Why should we care for a more capable leadership in the World Bank?

Why should the World Bank president have a great understanding of what goes on underground in Tanzania, Malawi or Cambodia?

Update I: Raila Odinga, Prime Minister of Kenya, endorses Prof. Sachs:

On behalf of the Government of Kenya and that of myself, it is my esteemed pleasure, honour and privilege to nominate Professor Jeffrey David Sachs for appointment to the position of President of the World Bank. Professor Sachs is one of the world’s leading global economic development experts who has advanced innovative solutions on poverty alleviation, health, environmental sustainability and aid policy that are relevant and proven to have worked in a number of developing economies… I have known Professor Sachs for more than 2 decades, and I am certain that my views represent not only myself but also hundreds of African leaders, scientists, private sector executives, development practitioners and hundreds of communities in Africa.

Born and raised in Mwanza, Bihemo spent most of his childhood in rural Tanzania before going to Arusha and Kibaha for his secondary education. He is currently in his final year pursuing a BSc. in Electrical Engineering and Computer Science at Jacobs University Bremen in Germany. Bihemo will blog with Vijana FM about solar energy for sustainable economic development in rural areas, education for a modern society, and computer science. He believes an idea in mind is unreal. To make it real, we must communicate it and argue for it convincingly. If we can achieve this, Bihemo believes, our idea becomes real. Let’s give life to our ideas. Let’s blog and encourage discussions on issues relevant to us.


  1. ak 6 years ago

    Lots of interesting questions raised here. The way I see it, as long as this position requires *one* person, the decisions cannot be perfect for everyone.
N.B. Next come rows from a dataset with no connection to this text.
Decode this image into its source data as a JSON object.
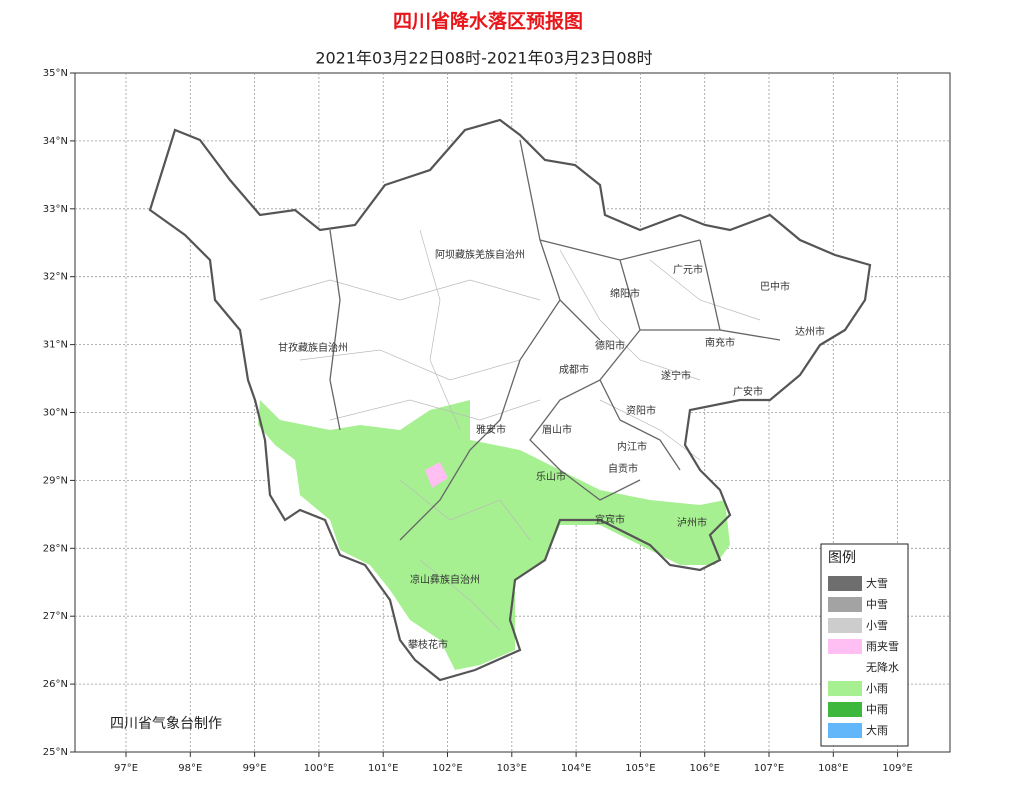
{
  "header": {
    "title": "四川省降水落区预报图",
    "subtitle": "2021年03月22日08时-2021年03月23日08时"
  },
  "axes": {
    "latitude": [
      "35°N",
      "34°N",
      "33°N",
      "32°N",
      "31°N",
      "30°N",
      "29°N",
      "28°N",
      "27°N",
      "26°N",
      "25°N"
    ],
    "longitude": [
      "97°E",
      "98°E",
      "99°E",
      "100°E",
      "101°E",
      "102°E",
      "103°E",
      "104°E",
      "105°E",
      "106°E",
      "107°E",
      "108°E",
      "109°E"
    ]
  },
  "map": {
    "labels": [
      "阿坝藏族羌族自治州",
      "甘孜藏族自治州",
      "广元市",
      "巴中市",
      "绵阳市",
      "达州市",
      "德阳市",
      "南充市",
      "成都市",
      "遂宁市",
      "广安市",
      "资阳市",
      "雅安市",
      "眉山市",
      "内江市",
      "自贡市",
      "乐山市",
      "宜宾市",
      "泸州市",
      "凉山彝族自治州",
      "攀枝花市"
    ]
  },
  "legend": {
    "title": "图例",
    "items": [
      {
        "label": "大雪",
        "color": "#6e6e6e"
      },
      {
        "label": "中雪",
        "color": "#a3a3a3"
      },
      {
        "label": "小雪",
        "color": "#cdcdcd"
      },
      {
        "label": "雨夹雪",
        "color": "#ffbff2"
      },
      {
        "label": "无降水",
        "color": "#ffffff"
      },
      {
        "label": "小雨",
        "color": "#a6f091"
      },
      {
        "label": "中雨",
        "color": "#3db83d"
      },
      {
        "label": "大雨",
        "color": "#62b6fa"
      }
    ]
  },
  "footer": {
    "credit": "四川省气象台制作"
  }
}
But if it is indeed the perfect approach to “development” that the WB seeks, then perhaps it is worth having a system of leadership that is a reflection of everyone who the WB is for. The Council for the European Union and the Chairmanship of the African Union are both examples of how to devise one system to represent – or at least to understand – many.
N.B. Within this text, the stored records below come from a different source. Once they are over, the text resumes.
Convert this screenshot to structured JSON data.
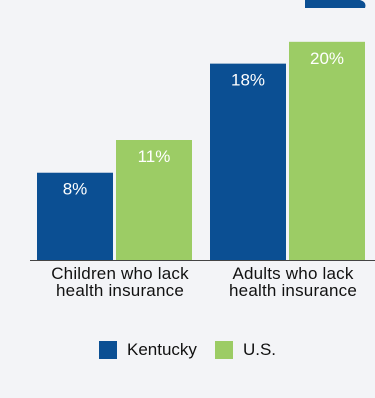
{
  "chart_data": {
    "type": "bar",
    "categories": [
      "Children who lack health insurance",
      "Adults who lack health insurance"
    ],
    "category_lines": [
      [
        "Children who lack",
        "health insurance"
      ],
      [
        "Adults who lack",
        "health insurance"
      ]
    ],
    "series": [
      {
        "name": "Kentucky",
        "color": "#0b4f93",
        "values": [
          8,
          18
        ],
        "labels": [
          "8%",
          "18%"
        ]
      },
      {
        "name": "U.S.",
        "color": "#9ccc65",
        "values": [
          11,
          20
        ],
        "labels": [
          "11%",
          "20%"
        ]
      }
    ],
    "ylim": [
      0,
      22
    ],
    "grid": false,
    "legend_position": "bottom-center",
    "title": "",
    "xlabel": "",
    "ylabel": ""
  },
  "colors": {
    "background": "#f3f4f7",
    "axis": "#444444",
    "label_on_blue": "#ffffff",
    "label_on_green": "#ffffff",
    "top_mark": "#0b4f93"
  }
}
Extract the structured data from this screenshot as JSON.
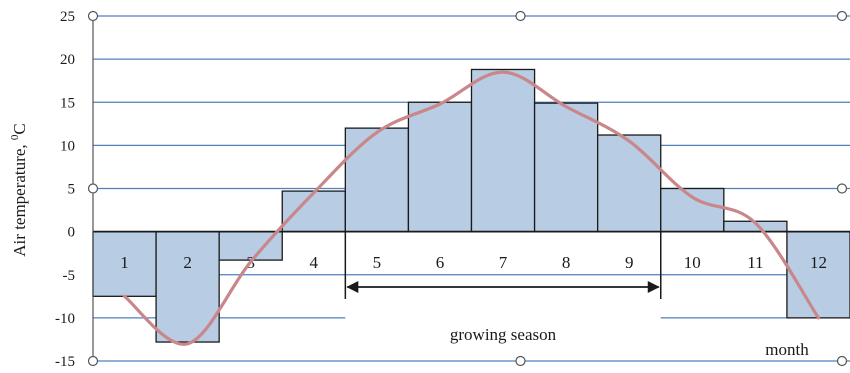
{
  "chart_data": {
    "type": "bar",
    "categories": [
      "1",
      "2",
      "3",
      "4",
      "5",
      "6",
      "7",
      "8",
      "9",
      "10",
      "11",
      "12"
    ],
    "series": [
      {
        "values": [
          -7.5,
          -12.8,
          -3.3,
          4.7,
          12.0,
          15.0,
          18.8,
          14.9,
          11.2,
          5.0,
          1.2,
          -10.0
        ]
      }
    ],
    "curve_values": [
      -7.5,
      -13.0,
      -3.5,
      4.5,
      11.5,
      14.8,
      18.5,
      14.5,
      10.5,
      4.0,
      1.0,
      -10.0
    ],
    "ylabel_main": "Air temperature, ",
    "ylabel_sup": "0",
    "ylabel_unit": "C",
    "ylim": [
      -15,
      25
    ],
    "yticks": [
      -15,
      -10,
      -5,
      0,
      5,
      10,
      15,
      20,
      25
    ],
    "grid": true,
    "annotations": {
      "span_label": "growing season",
      "span_from": "5",
      "span_to": "9",
      "axis_note": "month"
    },
    "colors": {
      "bar_fill": "#b8cce4",
      "bar_stroke": "#1a1a1a",
      "curve": "#c9878a",
      "grid": "#4f81bd",
      "axis": "#555555"
    }
  }
}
  2. Rebel cause 6 years ago

    These institutions that are supposedly for the world should not be mistaken. On paper they are for the world, but in leadership they are tied to certain agendas. This does not just apply to the World Bank, but to the IMF, the United Nations, and the Int’l Court of Justice.

    I chose not to believe this until last year, when it became obvious that Syria’s fate does not lie in any one of these international bodies, but instead in its own people’s hands.